Özellikle memur lojmanları, kamu ve özel yerleşim sitelerden gelen gençlerin davranış ve düşünüşlerindeki tutukluk, özellikle siyasal, toplumsal ve yurt sorunlarına uzak durma becerisi; neredeyse bir formüle dayanıyor görülmektedir… Nasıl bir şeydir; komşu kızını-komşu oğlunu sevemeden, yasaksız çimenlerin üzerinde çelik çomak oynamadan, fırından alınan sıcak ekmeğin ucunu yiyerek eve getirmenin tadını bilmeden üniversitelere koşar adım gelmek nasıl bir şeydir?
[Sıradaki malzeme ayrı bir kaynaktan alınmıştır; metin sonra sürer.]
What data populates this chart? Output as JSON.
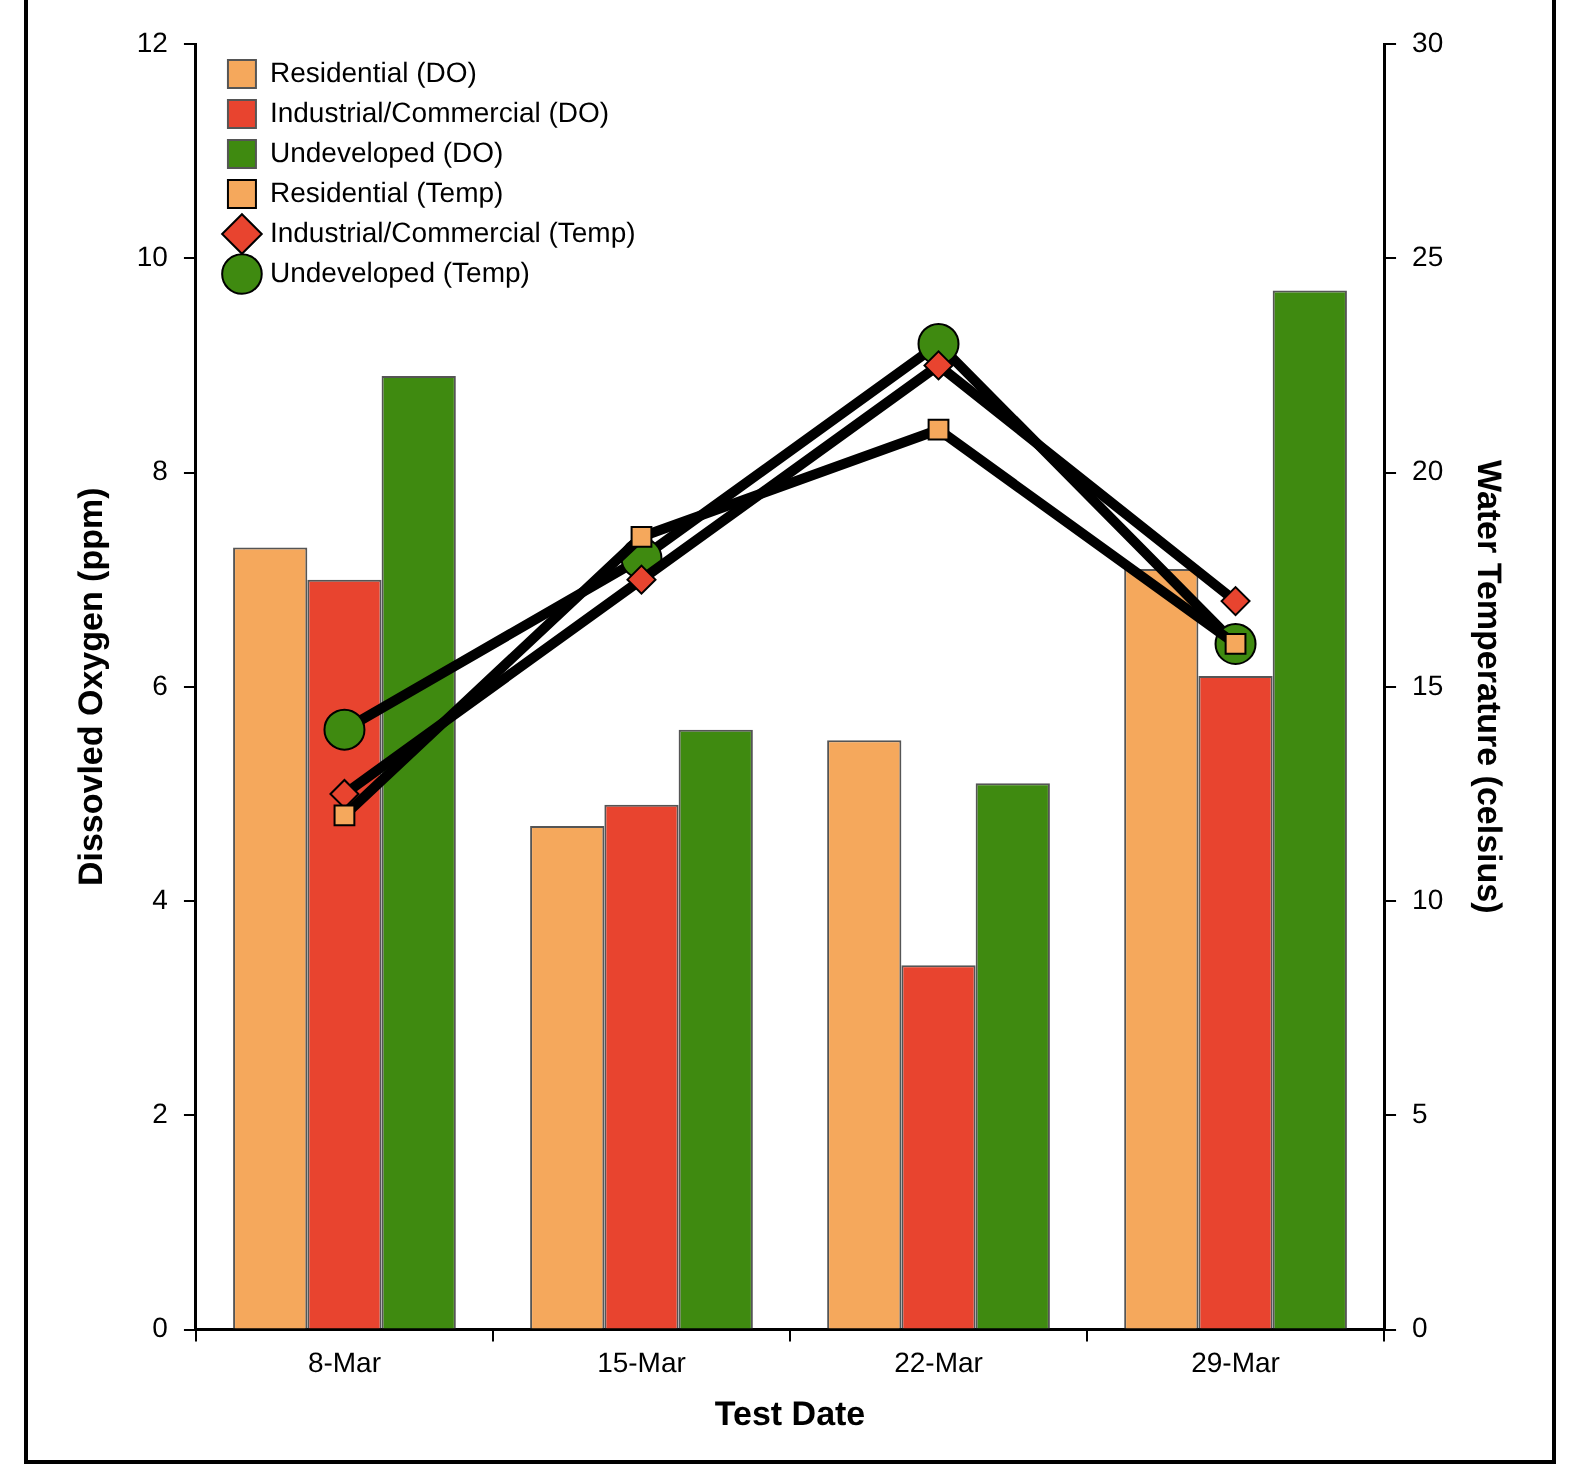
{
  "chart_data": {
    "type": "bar",
    "categories": [
      "8-Mar",
      "15-Mar",
      "22-Mar",
      "29-Mar"
    ],
    "xlabel": "Test Date",
    "ylabel": "Dissovled Oxygen (ppm)",
    "y2label": "Water Temperature (celsius)",
    "ylim": [
      0,
      12
    ],
    "yticks": [
      0,
      2,
      4,
      6,
      8,
      10,
      12
    ],
    "y2lim": [
      0,
      30
    ],
    "y2ticks": [
      0,
      5,
      10,
      15,
      20,
      25,
      30
    ],
    "grid": false,
    "legend": "top left",
    "series": [
      {
        "name": "Residential (DO)",
        "color": "#f5a85c",
        "values": [
          7.3,
          4.7,
          5.5,
          7.1
        ]
      },
      {
        "name": "Industrial/Commercial (DO)",
        "color": "#e8442f",
        "values": [
          7.0,
          4.9,
          3.4,
          6.1
        ]
      },
      {
        "name": "Undeveloped (DO)",
        "color": "#3f8a10",
        "values": [
          8.9,
          5.6,
          5.1,
          9.7
        ]
      },
      {
        "name": "Residential (Temp)",
        "type": "line",
        "axis": "y2",
        "marker": "square",
        "color": "#f5a85c",
        "values": [
          12.0,
          18.5,
          21.0,
          16.0
        ]
      },
      {
        "name": "Industrial/Commercial (Temp)",
        "type": "line",
        "axis": "y2",
        "marker": "diamond",
        "color": "#e8442f",
        "values": [
          12.5,
          17.5,
          22.5,
          17.0
        ]
      },
      {
        "name": "Undeveloped (Temp)",
        "type": "line",
        "axis": "y2",
        "marker": "circle",
        "color": "#3f8a10",
        "values": [
          14.0,
          18.0,
          23.0,
          16.0
        ]
      }
    ]
  }
}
Çocuklukların da her gün evden çıkarken, akşam eve dönerken selam verdikleri güvenlikçi ağabeyler; onların bu yeni yaşam biçiminde de onları sanal olarak izlemeye, etkilemeye devam etmekte ve yeni yaşam biçimlerinde geçmişten gelen tüm ağırlıklarını hissettirmektedir.

Bu yetişme biçimi; sosyal bir yerleşim ortamı içinde sosyalleşemeden yaşayarak bir üst sınıfa geçmek; soru çözme, ders çalışma, yarışmada akranlarını geride bırakma konusunda önceleri işe yarasa da; daha sonra; geç kalmış bir direnişin genleşmesiyle; içinden çıkılmaz sorunların ağır baskısı bu gençleri sistemin dışına itiyor. Diğer kesimlerden gelen işçi, küçük memur, esnaf çocuklarının yaşama bakışları, kendileri için gelecek planlarının daha gerçekçi, bilgi ve deneyim açıkları olsa da daha mücadeleci olduklarını söylemek ve bu savı ileri sürmek hiç de yanlış olmaz diyorum…

Benimle tanıştırılan üniversite gençlerinin okullarını öğrendikten sonra hemen ders notu ortalamalarını soruyorum. Çoğu bu özel isteğime bir anlam veremiyor. Bu gençlerin bir bölümü de bu ortalamayı tam bilmiyor ve kendi ders notu ortalamalarını öğrenme gereğini görmüyor. Oysaki not ortalaması o gencin cebindeki nakit para gibidir. Ne kadar parası varsa o kadar gereksinimlerini karşılayacaktır. Bir üniversite gencinin not ortalaması; disiplinli çalışmasını, seçmeli ders almasını ve bir üst sınıfa daha güçlü ve özgüvenle başlamasının sağlar. Tartıştığım gençler bu konuyu düşünüyorlar ve zaman içinde haklılığımı görüyorlar çok çalışarak başarılı oluyorlar.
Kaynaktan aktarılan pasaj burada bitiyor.